Ricotta gnocchi is far simpler (and, arguably, tastier) than its more famous potato guise. Be careful with the flour, adding only a pinch at a time to the dough. Chardonnay is a classic pairing, but you could also try our Te Koko Sauvignon Blanc.
300g firm ricotta
grated zest 1 lemon
1 egg, lightly beaten
2 tablespoons finely chopped chives
Miso & black garlic butter:
50g butter, softened
2 tablespoons white miso
2 cloves black garlic
1 tablespoon olive oil
1 large leek, sliced
125ml Cloudy Bay Chardonnay
250g green beans, trimmed and halved
200g hot smoked salmon, broken into small pieces (optional)
2 tablespoons chopped chives
1) In a bowl combine the ricotta, parmesan, lemon zest, egg, chives and 70g flour.
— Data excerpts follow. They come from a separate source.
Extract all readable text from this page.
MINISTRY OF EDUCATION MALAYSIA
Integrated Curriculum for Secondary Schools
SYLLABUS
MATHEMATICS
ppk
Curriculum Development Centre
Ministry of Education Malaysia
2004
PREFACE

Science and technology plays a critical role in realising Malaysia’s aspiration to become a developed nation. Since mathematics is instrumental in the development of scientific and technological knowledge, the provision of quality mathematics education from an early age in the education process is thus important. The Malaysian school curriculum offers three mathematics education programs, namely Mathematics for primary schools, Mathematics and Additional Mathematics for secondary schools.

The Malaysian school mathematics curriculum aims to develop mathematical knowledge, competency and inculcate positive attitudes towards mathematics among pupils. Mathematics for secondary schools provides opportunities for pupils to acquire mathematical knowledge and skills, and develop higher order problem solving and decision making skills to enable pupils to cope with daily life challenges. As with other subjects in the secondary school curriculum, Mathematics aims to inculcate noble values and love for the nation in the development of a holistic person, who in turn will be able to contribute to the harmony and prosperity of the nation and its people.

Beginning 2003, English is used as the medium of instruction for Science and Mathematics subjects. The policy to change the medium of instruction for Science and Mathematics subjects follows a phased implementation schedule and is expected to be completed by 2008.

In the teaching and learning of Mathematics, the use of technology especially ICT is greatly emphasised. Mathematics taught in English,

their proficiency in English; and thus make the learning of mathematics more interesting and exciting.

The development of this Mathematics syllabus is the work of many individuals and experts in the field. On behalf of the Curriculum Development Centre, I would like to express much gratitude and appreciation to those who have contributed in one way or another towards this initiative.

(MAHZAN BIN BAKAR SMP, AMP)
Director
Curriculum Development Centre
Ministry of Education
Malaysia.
Season with sea salt and freshly ground black pepper. Mix well.
2) Divide the dough into 4 pieces. On a lightly floured bench, roll 1 portion into a log shape, approximately 1cm thick then slice into 2cm length pieces. Put onto a baking paper lined tray.
3) Test if the mix has enough flour by dropping one piece into a saucepan of simmering salted water. Cook until the gnocchi has risen to the top (approximately 1-2 minutes), leave for 1 minute then remove with a slotted spoon. If it breaks apart then you will need to add a little more flour to the rest of the mix before re-testing.
4) If it is intact and cooked, then shape the rest of the gnocchi and put onto the baking tray. Keep aside.
Blitz the butter, miso and black garlic together in a food processor and set aside.
1) Over a gentle heat add the oil and 1 tablespoon of the miso butter, add the leek and cook gently for a few minutes.
2) Add the wine, cover with a lid and steam for another 5 minutes or until softened.
3) In a pan of boiling salted water, cook the beans until bite tender, then use a spider or slotted spoon to add to the pan with the leeks.
4) Cook the gnocchi in the same pan of water until they rise to the top. Scoop out and add to the pan with the vegetables and reserve 1 cup of the cooking water.
5) Add 2 tablespoons butter to the pan and loosen with some of the pasta water. Add another tablespoon of butter and it should start emulsifying it into a sauce - keep stirring if it separates. Add the salmon at the last minute (if using) to heat through. Scatter with the chives to serve.